Nedir İhsan? İhsan; Yüce Allah'a ibadet edilirken Allah'ı görürcesine samimiyetle ibadet etmektir, denir. Ve devam edilir: 'Sen Allah'ı göremezsen de, Allah seni görür.' Namaz kılarken, zekâtı verirken, hacc yapılırken, sadaka dağıtılırken Allah'ın huzurunda olduğunu hissederek bütün bunları yapmak lazım.

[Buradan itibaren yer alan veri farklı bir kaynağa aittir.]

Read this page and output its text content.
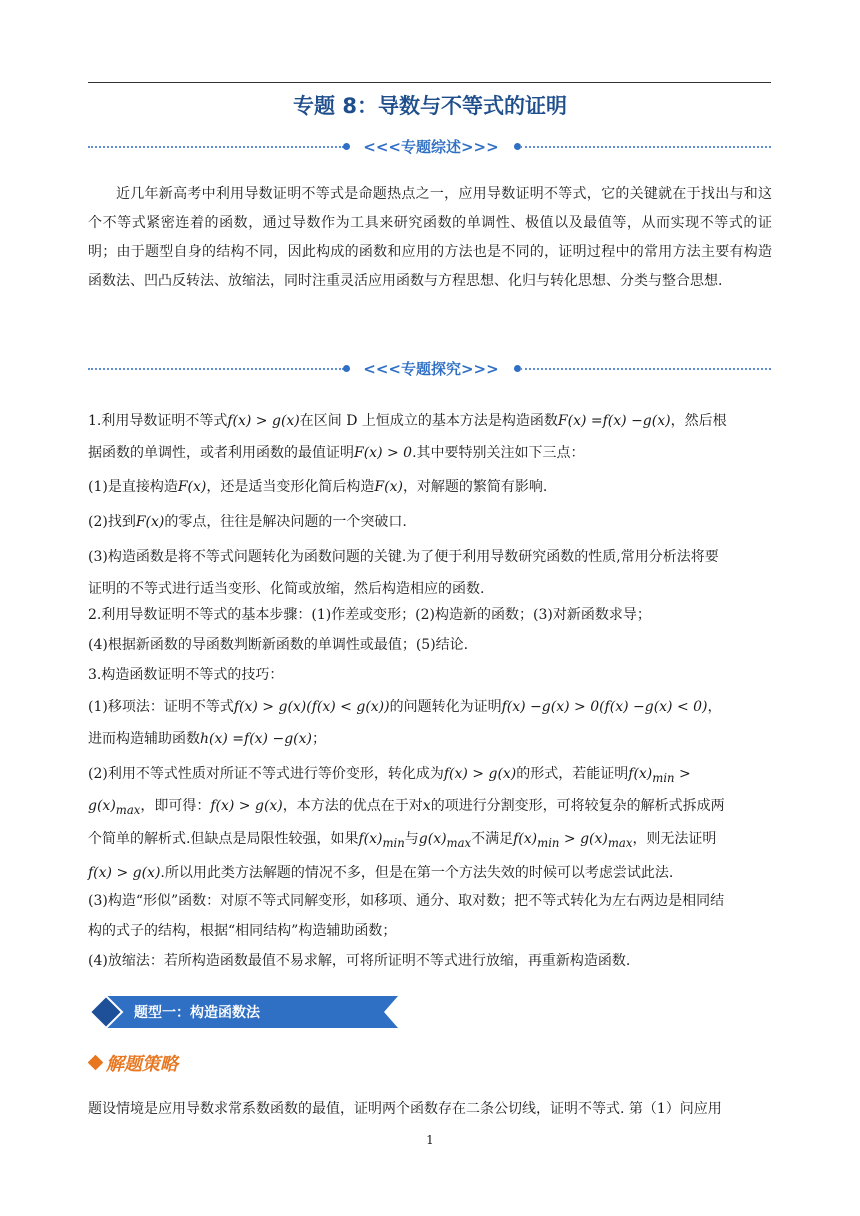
专题 8：导数与不等式的证明
<<<专题综述>>>

近几年新高考中利用导数证明不等式是命题热点之一，应用导数证明不等式，它的关键就在于找出与和这个不等式紧密连着的函数，通过导数作为工具来研究函数的单调性、极值以及最值等，从而实现不等式的证明；由于题型自身的结构不同，因此构成的函数和应用的方法也是不同的，证明过程中的常用方法主要有构造函数法、凹凸反转法、放缩法，同时注重灵活应用函数与方程思想、化归与转化思想、分类与整合思想.

<<<专题探究>>>
1.利用导数证明不等式f(x) > g(x)在区间 D 上恒成立的基本方法是构造函数F(x) =f(x) −g(x)，然后根
据函数的单调性，或者利用函数的最值证明F(x) > 0.其中要特别关注如下三点：
(1)是直接构造F(x)，还是适当变形化简后构造F(x)，对解题的繁简有影响.
(2)找到F(x)的零点，往往是解决问题的一个突破口.
(3)构造函数是将不等式问题转化为函数问题的关键.为了便于利用导数研究函数的性质,常用分析法将要
证明的不等式进行适当变形、化简或放缩，然后构造相应的函数.
2.利用导数证明不等式的基本步骤：(1)作差或变形；(2)构造新的函数；(3)对新函数求导；
(4)根据新函数的导函数判断新函数的单调性或最值；(5)结论.
3.构造函数证明不等式的技巧：
(1)移项法：证明不等式f(x) > g(x)(f(x) < g(x))的问题转化为证明f(x) −g(x) > 0(f(x) −g(x) < 0)，
进而构造辅助函数h(x) =f(x) −g(x)；
(2)利用不等式性质对所证不等式进行等价变形，转化成为f(x) > g(x)的形式，若能证明$f(x)_{min}$ >
$g(x)_{max}$，即可得：f(x) > g(x)，本方法的优点在于对x的项进行分割变形，可将较复杂的解析式拆成两
个简单的解析式.但缺点是局限性较强，如果$f(x)_{min}$与$g(x)_{max}$不满足$f(x)_{min} > g(x)_{max}$，则无法证明
f(x) > g(x).所以用此类方法解题的情况不多，但是在第一个方法失效的时候可以考虑尝试此法.
(3)构造“形似”函数：对原不等式同解变形，如移项、通分、取对数；把不等式转化为左右两边是相同结
构的式子的结构，根据“相同结构”构造辅助函数；
(4)放缩法：若所构造函数最值不易求解，可将所证明不等式进行放缩，再重新构造函数.
题型一：构造函数法
解题策略
题设情境是应用导数求常系数函数的最值，证明两个函数存在二条公切线，证明不等式. 第（1）问应用
1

Allah'ı görür gibi ibadet etmek veya en azından Allah tarafından görüldüğünün farkında olmak. Bu ikisi beraber olsa ne iyi ama biri dahi olsa mümini kurtarır. Zira; ihlas, samimiyet, temizlik ve dürüstlük ancak böyle bir şuurla sağlanır.
Beni göremezsin
Allah'ı görmeye gelince; Hz. Musa böyle bir talepte bulundu. Kur'an bu isteği şöyle aktarıyor bize; "Musa tayin ettiğimiz vakitte gelip Rabbi onunla konuşunca; Musa, Rabbim! Bana kendini göster.
Sana bakayım dedi. Allah: 'Sen Beni göremezsin ama dağa bak!
Eğer o yerinde kalırsa sen de beni göreceksin' buyurdu. Rabbi dağa tecelli edince onu yerle bir etti ve Musa da baygın düştü. Ayılınca:
Ya Rabbi! Münezzehsin. Sana tövbe ettim. Ben inananların ilkiyim dedi.
(A'raf, 143) Hz. Musa bu arzuyu gizleyemedi.
İstedi. Rabbi ise, dünyada göremezsin, görmeye tahammül edemezsin beni! İllaki istiyorsan göz önünde olan en katı cisme taşların yığınına bak. Nurum sadece yansıyınca ne olduğu gör buyurdu.
Nitekim un ufak olunca Hz. Musa bu tecelliden bayıldı.
Onun için 'Allah'ı görür gibi' ibadet et diye buyuruldu. Allah'ı görüp de ibadet et denmedi.